The day after her funeral I stood under a winter night sky as one year turned into the next and beheld the first sky of the first day of the first year that she would never know. And I wondered how it came to this. I didn’t know then and I don’t know now. I don’t know what I should’ve done, I only know that somehow I didn’t do it. Now she only visits me from time to time in my dreams. The first time she did we were walking on the street. She was ahead of me and the distance between us kept getting greater and greater. I called her name, louder and louder, but I couldn’t get her to turn around. Don’t need to bust Joseph out of Pharaoh’s prison to interpret that one for me.

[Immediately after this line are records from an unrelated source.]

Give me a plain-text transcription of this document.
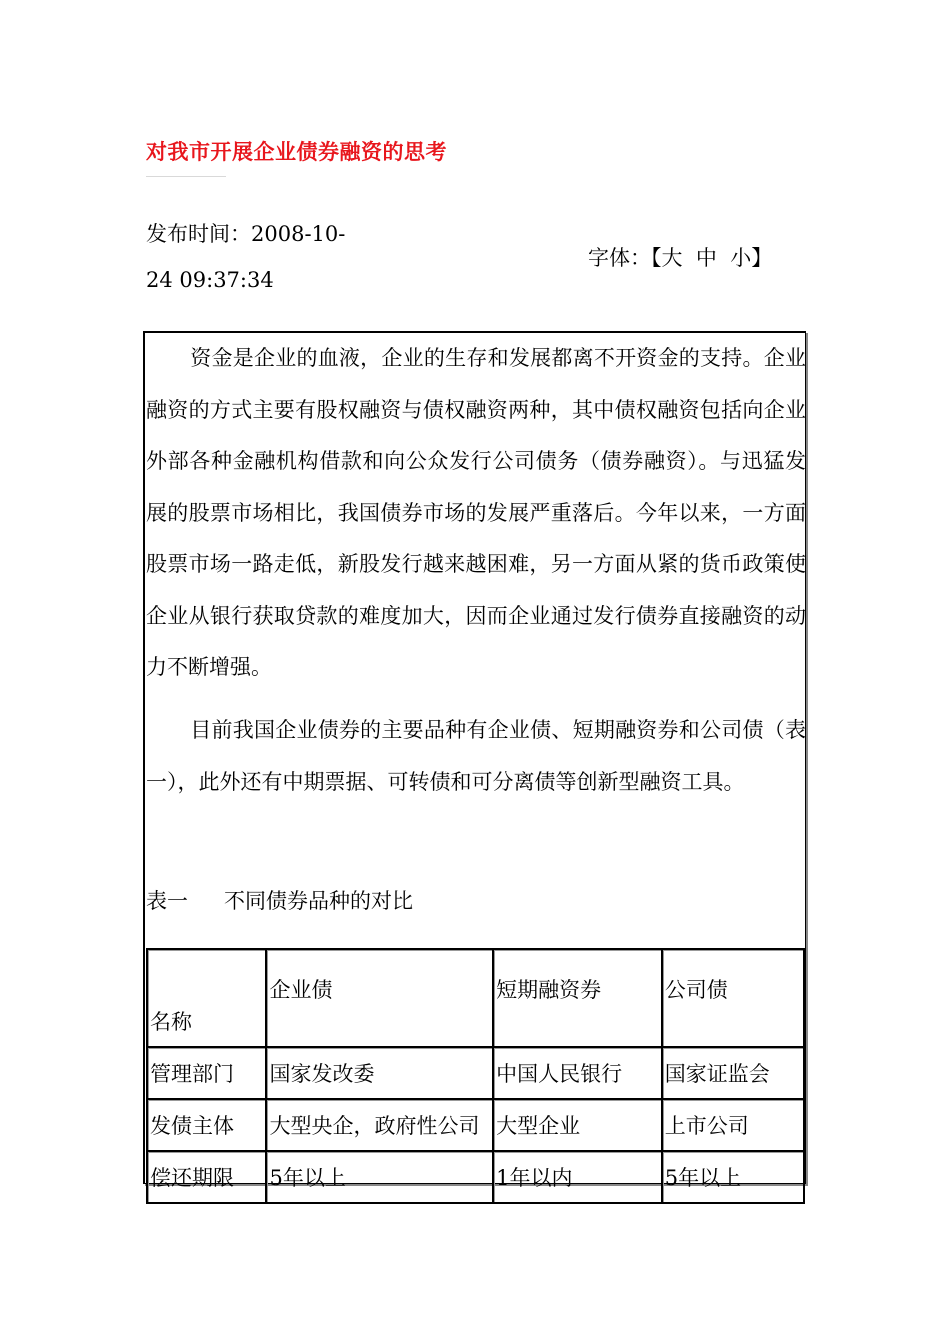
对我市开展企业债券融资的思考
发布时间：2008-10-
24 09:37:34
字体：【大 中 小】
资金是企业的血液，企业的生存和发展都离不开资金的支持。企业融资的方式主要有股权融资与债权融资两种，其中债权融资包括向企业外部各种金融机构借款和向公众发行公司债务（债券融资）。与迅猛发展的股票市场相比，我国债券市场的发展严重落后。今年以来，一方面股票市场一路走低，新股发行越来越困难，另一方面从紧的货币政策使企业从银行获取贷款的难度加大，因而企业通过发行债券直接融资的动力不断增强。
目前我国企业债券的主要品种有企业债、短期融资券和公司债（表一），此外还有中期票据、可转债和可分离债等创新型融资工具。
表一 不同债券品种的对比
名称	企业债	短期融资券	公司债
管理部门	国家发改委	中国人民银行	国家证监会
发债主体	大型央企，政府性公司	大型企业	上市公司
偿还期限	5年以上	1年以内	5年以上
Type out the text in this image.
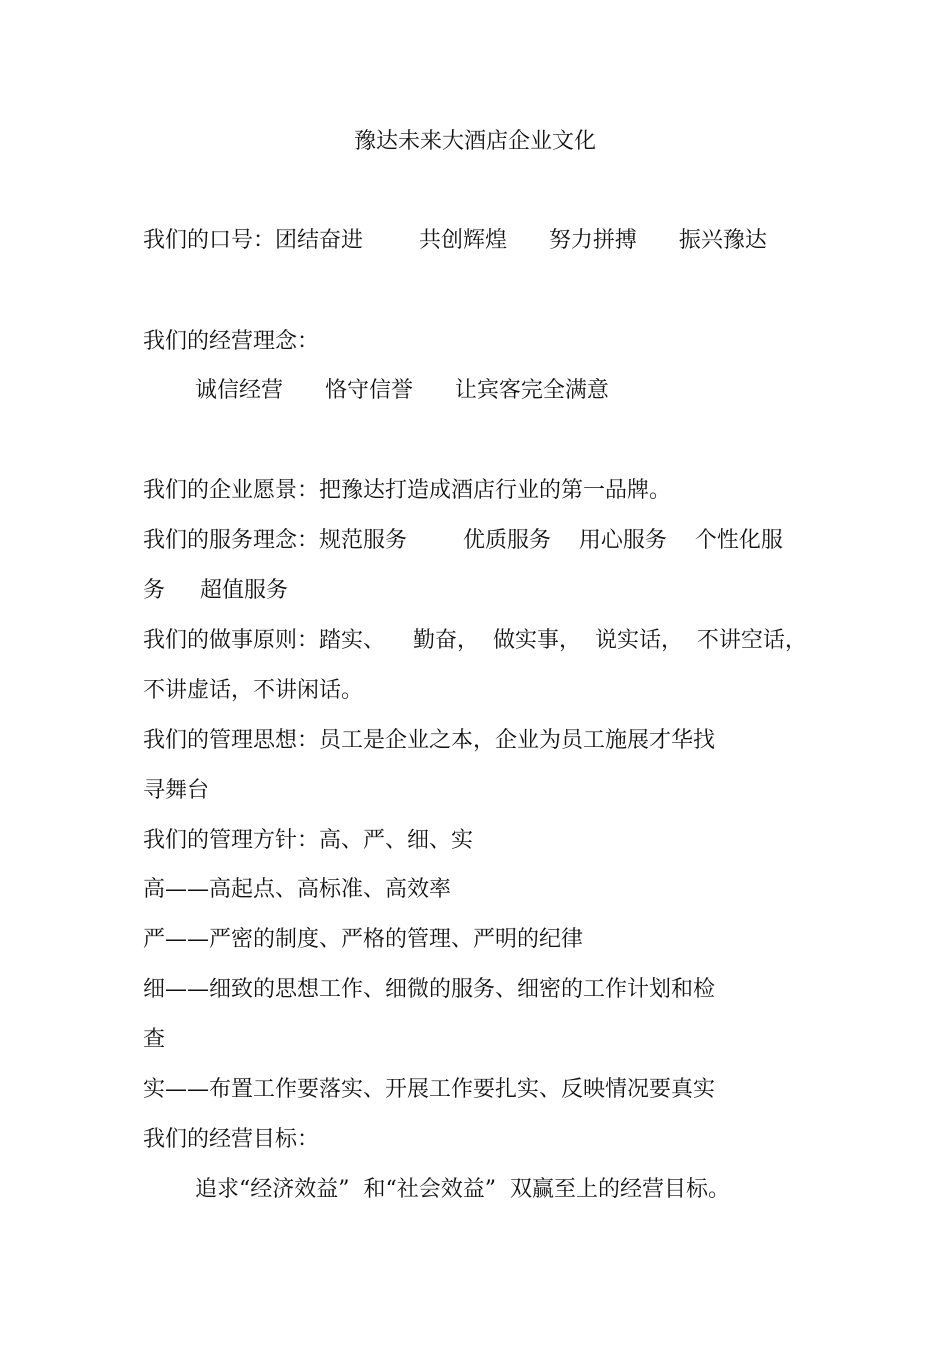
豫达未来大酒店企业文化
我们的口号：团结奋进        共创辉煌      努力拼搏      振兴豫达
我们的经营理念：
诚信经营      恪守信誉      让宾客完全满意
我们的企业愿景：把豫达打造成酒店行业的第一品牌。
我们的服务理念：规范服务        优质服务    用心服务    个性化服
务     超值服务
我们的做事原则：踏实、    勤奋，  做实事，  说实话，  不讲空话，
不讲虚话，不讲闲话。
我们的管理思想：员工是企业之本，企业为员工施展才华找
寻舞台
我们的管理方针：高、严、细、实
高——高起点、高标准、高效率
严——严密的制度、严格的管理、严明的纪律
细——细致的思想工作、细微的服务、细密的工作计划和检
查
实——布置工作要落实、开展工作要扎实、反映情况要真实
我们的经营目标：
追求“经济效益”  和“社会效益”  双赢至上的经营目标。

I opened the mix tape box and a piece of paper fluttered to the ground. It was a carefully typed song list with notes explaining why the song was chosen, and what it meant to her. It was full of references to people and events in her life that I knew nothing about and now never would. I sat in the floor surrounded by obsolescence and pored over it as though it were runes that could help me understand a vanished world, while all around me dust swirled and a Greek chorus shrieked:
“Too late, too late, too late.”
And so I took the song list and made a new playlist for my phone. And I’m listening to it in honor of her and as one last chance to know something of who she was.
It is a gray fall day as I guide my car onto the interstate, gusts of wind shower my car in yellow leaves. I ease into traffic and imagine for a moment that I can see her out of the corner of my eye, a shade riding shotgun with a small smile on her face. I step on the gas and turn up the volume, and she’s right, it is amazing.
In loving memory of Lillian Plott
February 27, 1986-December 29, 2014.